Découvrez la mesure d'impact réalisée par Rembobine sur l'enquête publiée par Mediapart !
Finalement, les Predator Files révèlent surtout l'ampleur de l'opacité autour des exportations de logiciels espions en Europe, organisée par les gouvernements. En France, par exemple, il y a un rapport du gouvernement au Parlement sur les ventes de matériels à double usage civil et militaire, dont font partie les logiciels espions. Mais sur les logiciels espions, il y a seulement le nombre de licences d’exportation accordées, il n’y a aucune information sans détails ni sur les types de logiciels, ni sur les pays clients. Au moins, quand on vend des Rafale, c’est public : on sait ce qui est vendu et à quel pays. Là, tout est classé secret défense et c'est très problématique.

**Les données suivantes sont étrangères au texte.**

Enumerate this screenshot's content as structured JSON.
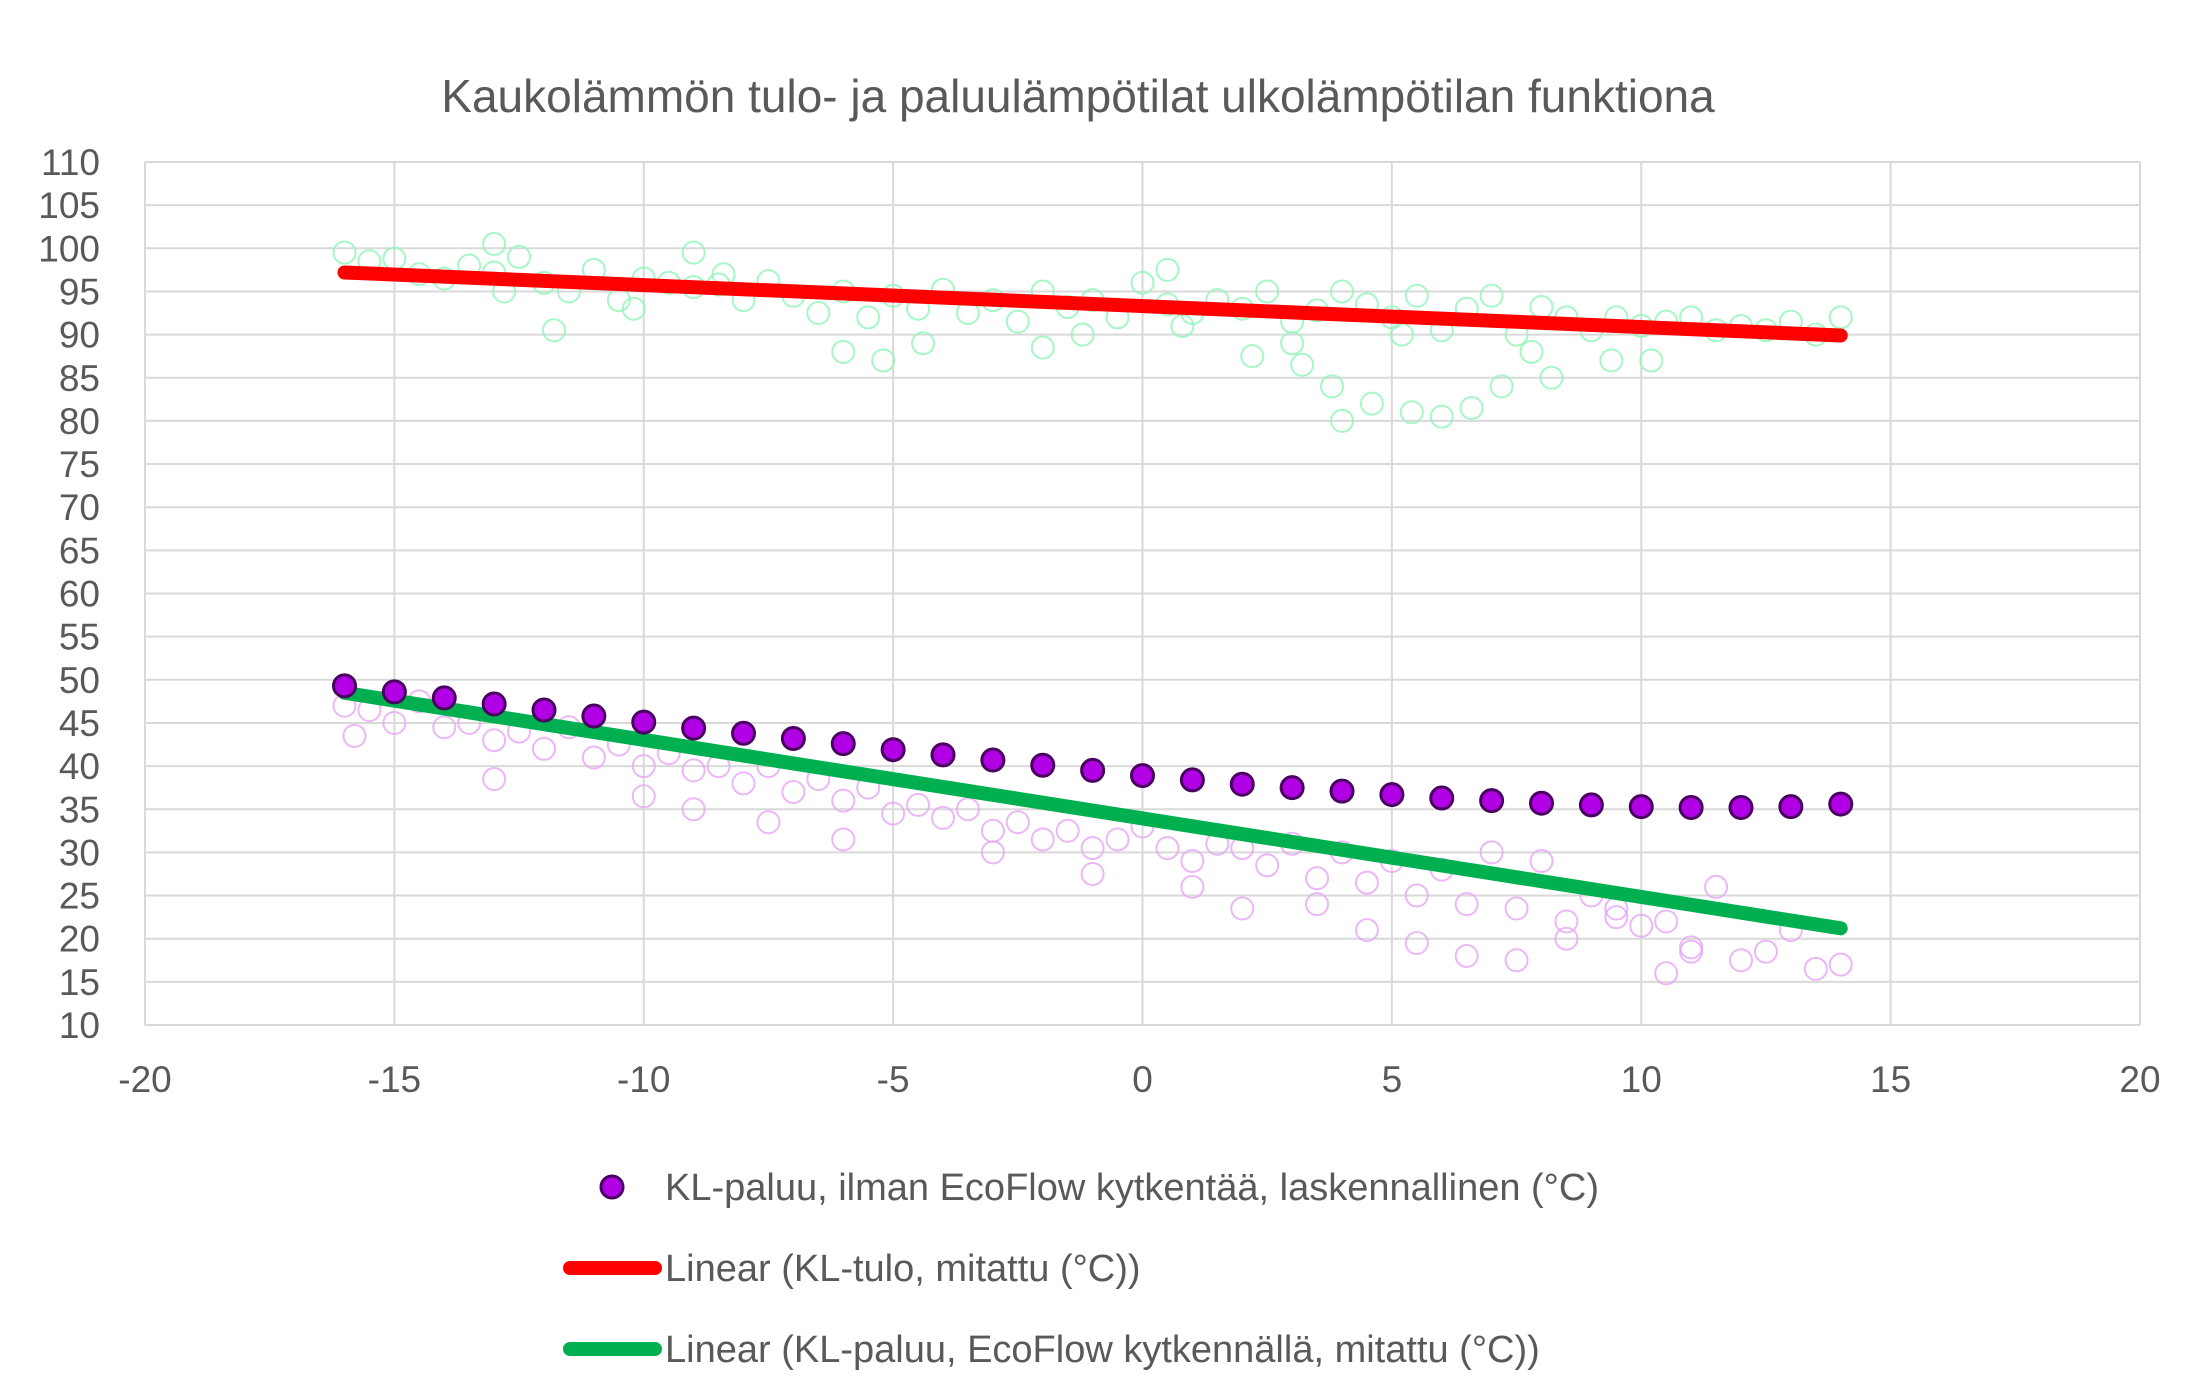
{
  "chart_data": {
    "type": "scatter",
    "title": "Kaukolämmön tulo- ja paluulämpötilat ulkolämpötilan funktiona",
    "xlabel": "",
    "ylabel": "",
    "xlim": [
      -20,
      20
    ],
    "ylim": [
      10,
      110
    ],
    "x_ticks": [
      "-20",
      "-15",
      "-10",
      "-5",
      "0",
      "5",
      "10",
      "15",
      "20"
    ],
    "y_ticks": [
      "10",
      "15",
      "20",
      "25",
      "30",
      "35",
      "40",
      "45",
      "50",
      "55",
      "60",
      "65",
      "70",
      "75",
      "80",
      "85",
      "90",
      "95",
      "100",
      "105",
      "110"
    ],
    "grid": true,
    "legend_position": "bottom",
    "colors": {
      "supply_measured": "#8ef5b6",
      "return_measured": "#e6a5f5",
      "calc_marker_fill": "#b200e6",
      "calc_marker_edge": "#4a0060",
      "supply_trend": "#ff0000",
      "return_trend": "#00b050",
      "grid": "#d9d9d9",
      "text": "#595959"
    },
    "series": [
      {
        "name": "KL-tulo, mitattu (°C)",
        "kind": "scatter-open",
        "in_legend": false,
        "color": "#8ef5b6",
        "x": [
          -16.0,
          -15.5,
          -15.0,
          -14.5,
          -14.0,
          -13.5,
          -13.0,
          -12.5,
          -12.0,
          -11.5,
          -11.0,
          -10.5,
          -10.0,
          -9.5,
          -9.0,
          -8.5,
          -8.0,
          -7.5,
          -7.0,
          -6.5,
          -6.0,
          -5.5,
          -5.0,
          -4.5,
          -4.0,
          -3.5,
          -3.0,
          -2.5,
          -2.0,
          -1.5,
          -1.0,
          -0.5,
          0.0,
          0.5,
          1.0,
          1.5,
          2.0,
          2.5,
          3.0,
          3.5,
          4.0,
          4.5,
          5.0,
          5.5,
          6.0,
          6.5,
          7.0,
          7.5,
          8.0,
          8.5,
          9.0,
          9.5,
          10.0,
          10.5,
          11.0,
          11.5,
          12.0,
          12.5,
          13.0,
          13.5,
          14.0,
          -13.0,
          -11.8,
          -9.0,
          -6.0,
          -5.2,
          -2.0,
          0.8,
          2.2,
          3.2,
          3.8,
          4.0,
          4.6,
          5.4,
          6.0,
          6.6,
          7.2,
          8.2,
          9.4,
          -12.8,
          -10.2,
          -8.4,
          -4.4,
          -1.2,
          0.5,
          3.0,
          5.2,
          7.8,
          10.2
        ],
        "y": [
          99.5,
          98.5,
          98.8,
          97.0,
          96.5,
          98.0,
          97.2,
          99.0,
          96.0,
          95.0,
          97.5,
          94.0,
          96.5,
          96.0,
          95.5,
          95.8,
          94.0,
          96.2,
          94.5,
          92.5,
          95.0,
          92.0,
          94.5,
          93.0,
          95.2,
          92.5,
          94.0,
          91.5,
          95.0,
          93.2,
          94.0,
          92.0,
          96.0,
          93.5,
          92.5,
          94.0,
          93.0,
          95.0,
          91.5,
          92.8,
          95.0,
          93.5,
          92.0,
          94.5,
          90.5,
          93.0,
          94.5,
          90.0,
          93.2,
          92.0,
          90.5,
          92.0,
          91.0,
          91.5,
          92.0,
          90.5,
          91.0,
          90.5,
          91.5,
          90.0,
          92.0,
          100.5,
          90.5,
          99.5,
          88.0,
          87.0,
          88.5,
          91.0,
          87.5,
          86.5,
          84.0,
          80.0,
          82.0,
          81.0,
          80.5,
          81.5,
          84.0,
          85.0,
          87.0,
          95.0,
          93.0,
          97.0,
          89.0,
          90.0,
          97.5,
          89.0,
          90.0,
          88.0,
          87.0
        ]
      },
      {
        "name": "KL-paluu, EcoFlow kytkennällä, mitattu (°C)",
        "kind": "scatter-open",
        "in_legend": false,
        "color": "#e6a5f5",
        "x": [
          -16.0,
          -15.5,
          -15.0,
          -14.5,
          -14.0,
          -13.5,
          -13.0,
          -12.5,
          -12.0,
          -11.5,
          -11.0,
          -10.5,
          -10.0,
          -9.5,
          -9.0,
          -8.5,
          -8.0,
          -7.5,
          -7.0,
          -6.5,
          -6.0,
          -5.5,
          -5.0,
          -4.5,
          -4.0,
          -3.5,
          -3.0,
          -2.5,
          -2.0,
          -1.5,
          -1.0,
          -0.5,
          0.0,
          0.5,
          1.0,
          1.5,
          2.0,
          2.5,
          3.0,
          3.5,
          4.0,
          4.5,
          5.0,
          5.5,
          6.0,
          6.5,
          7.0,
          7.5,
          8.0,
          8.5,
          9.0,
          9.5,
          10.0,
          10.5,
          11.0,
          11.5,
          12.0,
          12.5,
          13.0,
          13.5,
          14.0,
          -15.8,
          -13.0,
          -10.0,
          -9.0,
          -7.5,
          -6.0,
          -3.0,
          -1.0,
          1.0,
          2.0,
          3.5,
          4.5,
          5.5,
          6.5,
          7.5,
          8.5,
          9.5,
          10.5,
          11.0
        ],
        "y": [
          47.0,
          46.5,
          45.0,
          47.5,
          44.5,
          45.0,
          43.0,
          44.0,
          42.0,
          44.5,
          41.0,
          42.5,
          40.0,
          41.5,
          39.5,
          40.0,
          38.0,
          40.0,
          37.0,
          38.5,
          36.0,
          37.5,
          34.5,
          35.5,
          34.0,
          35.0,
          32.5,
          33.5,
          31.5,
          32.5,
          30.5,
          31.5,
          33.0,
          30.5,
          29.0,
          31.0,
          30.5,
          28.5,
          31.0,
          27.0,
          30.0,
          26.5,
          29.0,
          25.0,
          28.0,
          24.0,
          30.0,
          23.5,
          29.0,
          22.0,
          25.0,
          23.5,
          21.5,
          22.0,
          19.0,
          26.0,
          17.5,
          18.5,
          21.0,
          16.5,
          17.0,
          43.5,
          38.5,
          36.5,
          35.0,
          33.5,
          31.5,
          30.0,
          27.5,
          26.0,
          23.5,
          24.0,
          21.0,
          19.5,
          18.0,
          17.5,
          20.0,
          22.5,
          16.0,
          18.5
        ]
      },
      {
        "name": "KL-paluu, ilman EcoFlow kytkentää, laskennallinen (°C)",
        "kind": "scatter-filled",
        "in_legend": true,
        "x": [
          -16,
          -15,
          -14,
          -13,
          -12,
          -11,
          -10,
          -9,
          -8,
          -7,
          -6,
          -5,
          -4,
          -3,
          -2,
          -1,
          0,
          1,
          2,
          3,
          4,
          5,
          6,
          7,
          8,
          9,
          10,
          11,
          12,
          13,
          14
        ],
        "y": [
          49.3,
          48.6,
          47.9,
          47.2,
          46.5,
          45.8,
          45.1,
          44.4,
          43.8,
          43.2,
          42.6,
          41.9,
          41.3,
          40.7,
          40.1,
          39.5,
          38.9,
          38.4,
          37.9,
          37.5,
          37.1,
          36.7,
          36.3,
          36.0,
          35.7,
          35.5,
          35.3,
          35.2,
          35.2,
          35.3,
          35.6
        ]
      },
      {
        "name": "Linear (KL-tulo, mitattu (°C))",
        "kind": "trendline",
        "in_legend": true,
        "color": "#ff0000",
        "x": [
          -16,
          14
        ],
        "y": [
          97.2,
          89.9
        ]
      },
      {
        "name": "Linear (KL-paluu, EcoFlow kytkennällä, mitattu (°C))",
        "kind": "trendline",
        "in_legend": true,
        "color": "#00b050",
        "x": [
          -16,
          14
        ],
        "y": [
          48.5,
          21.2
        ]
      }
    ],
    "legend": [
      {
        "label": "KL-paluu, ilman EcoFlow kytkentää, laskennallinen (°C)",
        "marker": "dot"
      },
      {
        "label": "Linear (KL-tulo, mitattu (°C))",
        "marker": "line",
        "color": "#ff0000"
      },
      {
        "label": "Linear (KL-paluu, EcoFlow kytkennällä, mitattu (°C))",
        "marker": "line",
        "color": "#00b050"
      }
    ]
  }
}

Comment s'est passée la collaboration avec les chercheurs du Security Lab d'Amnesty International ? En quoi leur expertise technique a-t-elle été cruciale pour l'enquête ?
Le Security Lab d’Amnesty International a collaboré, en tant que partenaire technique, avec l’EIC, le réseau européen de médias qui a mené l’enquête « Predator Files », et dont fait partie Mediapart. Le sujet est extrêmement technique, nous avions besoin de leur expertise, notamment pour comprendre certains documents internes très complexes. Cela nous a permis de faire des révélations sur des capacités techniques jusqu’alors inconnues de Predator, par exemple le fait qu’il peut pirater un téléphone en mode « zero clic », sans même que l'utilisateur ait à cliquer sur un lien malveillant.
Pour notre article sur le Vietnam, nous avons travaillé à la fois avec Amnesty et avec le Citizen Lab de l'université de Toronto. Ces deux organismes à la pointe de la recherche sur les technologies de surveillance, ils font un travail à la fois fascinant et complexe. Ils ont notamment développé des outils permettant aux victimes de savoir si leur téléphone a été piraté par Predator ou Pegasus. Ils enquêtent aussi dans les profondeurs de l’internet pour trouver les serveurs qu’Intellexa utilise pour infecter ses cibles. Par exemple, lorsque nous travaillions sur nos révélations sur le Vietnam, la moitié de ces serveurs ont été déconnectés juste après que nous avons envoyé nos questions à Intellexa.